Il fisco italiano ha inviato a LinkedIn, Meta e X richieste di pagamento dell’ IVA per oltre un miliardo di euro. Lo riferisce Reuters spiegando che l’Italia ha richiesto alle aziende in questione il pagamento di imposte sul valore aggiunto, a conclusione di un’indagine avviata nei mesi passati per frode fiscale.
Da tempo era noto un procedimento nei confronti di Meta e X; non erano note invece indagini riguardanti LinkedIn. Queste richieste, secondo Reuters, potrebbero avere ripercussioni in tutta Europa, come riferito all’agenzia di stampa da fonti “diretta conoscenza della questione”.
Repubblica spiega che l’indagine alla quale si fa riferimento riguarda la gestione dei dati personali degli utenti. Le richieste per l’ IVA sono di 887,6 milioni di euro (961 milioni di dollari) a Meta, 12,5 milioni di euro a X e circa 140 milioni di euro a LinkedIn, per un totale di 1,04 miliardi di euro. La notifica dell’accertamento fiscale riguarderebbe solo gli anni per i quali le richieste sono destinate a scadere: il 2015 e il 2016.

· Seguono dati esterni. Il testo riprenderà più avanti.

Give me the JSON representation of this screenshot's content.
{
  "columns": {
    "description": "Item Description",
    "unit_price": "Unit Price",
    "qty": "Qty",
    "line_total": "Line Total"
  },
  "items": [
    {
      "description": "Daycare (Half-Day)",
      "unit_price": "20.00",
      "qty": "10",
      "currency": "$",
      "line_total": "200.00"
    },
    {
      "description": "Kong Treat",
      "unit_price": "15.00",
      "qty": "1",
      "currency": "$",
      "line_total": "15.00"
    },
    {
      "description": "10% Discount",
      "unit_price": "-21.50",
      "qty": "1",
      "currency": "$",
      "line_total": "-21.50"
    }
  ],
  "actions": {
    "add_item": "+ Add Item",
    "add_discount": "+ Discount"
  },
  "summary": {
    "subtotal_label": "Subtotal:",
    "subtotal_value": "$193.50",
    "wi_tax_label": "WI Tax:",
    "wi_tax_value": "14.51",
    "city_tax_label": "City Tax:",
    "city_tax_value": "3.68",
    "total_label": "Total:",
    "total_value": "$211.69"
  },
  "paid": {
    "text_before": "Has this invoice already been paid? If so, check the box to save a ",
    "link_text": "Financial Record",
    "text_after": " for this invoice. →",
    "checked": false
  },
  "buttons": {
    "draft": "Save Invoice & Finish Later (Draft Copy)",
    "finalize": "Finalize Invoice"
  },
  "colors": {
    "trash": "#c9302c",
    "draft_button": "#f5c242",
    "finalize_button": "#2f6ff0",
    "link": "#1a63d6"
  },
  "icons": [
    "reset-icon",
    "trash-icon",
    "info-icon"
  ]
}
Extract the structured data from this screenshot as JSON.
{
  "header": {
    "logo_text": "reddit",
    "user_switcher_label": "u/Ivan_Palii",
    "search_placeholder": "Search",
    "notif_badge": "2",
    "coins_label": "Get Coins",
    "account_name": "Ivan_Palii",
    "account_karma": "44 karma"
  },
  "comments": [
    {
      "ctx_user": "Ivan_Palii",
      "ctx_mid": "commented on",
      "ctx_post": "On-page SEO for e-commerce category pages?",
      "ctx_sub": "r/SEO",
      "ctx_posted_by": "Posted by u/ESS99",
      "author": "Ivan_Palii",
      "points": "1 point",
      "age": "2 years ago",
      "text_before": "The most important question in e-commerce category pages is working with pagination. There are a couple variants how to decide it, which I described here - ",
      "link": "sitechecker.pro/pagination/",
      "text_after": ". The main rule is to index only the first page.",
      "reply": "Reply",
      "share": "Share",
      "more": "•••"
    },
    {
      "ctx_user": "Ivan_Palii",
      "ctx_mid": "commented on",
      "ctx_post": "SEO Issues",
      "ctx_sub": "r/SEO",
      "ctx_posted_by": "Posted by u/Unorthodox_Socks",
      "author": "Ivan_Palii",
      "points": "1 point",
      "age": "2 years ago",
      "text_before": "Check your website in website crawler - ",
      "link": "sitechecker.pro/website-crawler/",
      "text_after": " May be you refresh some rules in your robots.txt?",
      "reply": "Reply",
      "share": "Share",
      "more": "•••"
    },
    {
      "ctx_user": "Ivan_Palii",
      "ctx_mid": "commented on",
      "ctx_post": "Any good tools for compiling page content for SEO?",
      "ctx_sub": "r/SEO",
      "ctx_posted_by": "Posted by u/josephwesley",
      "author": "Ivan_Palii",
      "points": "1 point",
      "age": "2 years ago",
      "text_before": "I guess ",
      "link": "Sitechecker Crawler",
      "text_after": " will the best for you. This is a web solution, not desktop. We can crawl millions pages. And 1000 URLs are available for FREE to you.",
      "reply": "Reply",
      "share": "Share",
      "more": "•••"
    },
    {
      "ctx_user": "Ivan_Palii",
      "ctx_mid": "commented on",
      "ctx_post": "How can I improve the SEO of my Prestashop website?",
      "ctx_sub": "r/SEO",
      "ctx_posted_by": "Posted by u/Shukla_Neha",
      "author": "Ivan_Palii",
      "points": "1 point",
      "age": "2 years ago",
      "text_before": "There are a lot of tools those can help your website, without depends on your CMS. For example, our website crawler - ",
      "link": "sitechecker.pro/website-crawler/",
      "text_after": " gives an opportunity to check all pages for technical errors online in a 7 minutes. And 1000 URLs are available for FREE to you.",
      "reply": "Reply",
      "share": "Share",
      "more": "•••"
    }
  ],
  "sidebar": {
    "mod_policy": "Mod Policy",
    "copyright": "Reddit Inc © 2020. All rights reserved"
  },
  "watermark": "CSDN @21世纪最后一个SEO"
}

Un portavoce di Meta ha dichiarato che l’azienda ha “collaborato pienamente” con le autorità rispetto agli obblighi derivanti dalla legislazione europea e nazionale e continueremo a farlo”. E ancora: “Prendiamo sul serio i nostri obblighi fiscali e paghiamo tutte le imposte richieste in ciascuno dei Paesi in cui operiamo. Siamo fortemente in disaccordo con l’idea che l’accesso da parte degli utenti alle piattaforme online debba essere soggetto al pagamento dell’IVA”.

Oggetto del contendere è la “sinallagmatica”, il consenso implicito di un contratto a obbligazioni corrispettive, quello cioè nel quale ogni parte assume l’obbligazione di eseguire una prestazione in favore delle altre parti, esclusivamente in quanto tali parti a loro volta assumono l’obbligazione di eseguire una prestazione in suo favore.
Per i giudici, spiega ancora Repubblica, acconsentire all’uso dei propri dati in cambio di un accesso gratuito a un servizio è di fatto un contratto.
“Vuol dire che in quanto contratto prevede uno scambio di qualcosa. L’accesso a un servizio in cambio dei dati. Dati che diventano quindi una merce. Che chi ne entra in possesso dopo l’iscrizione usa per farci dei soldi tramite la pubblicità”.
“Uno scambio (quello tra utente e piattaforma) gratuito, ma che comunque consente a Meta (o chi per essa) di trarne un profitto. Una tesi potenzialmente dirompente. Perché equipara il dato a una merce e che come tale il suo utilizzo per fini commerciali deve essere sottoposto a tassazione. In pratica l’ipotesi della Procura è che i dati personali siano un controvalore alternativo rispetto al denaro. E con quel controvalore Meta si fa pagare dagli utenti”.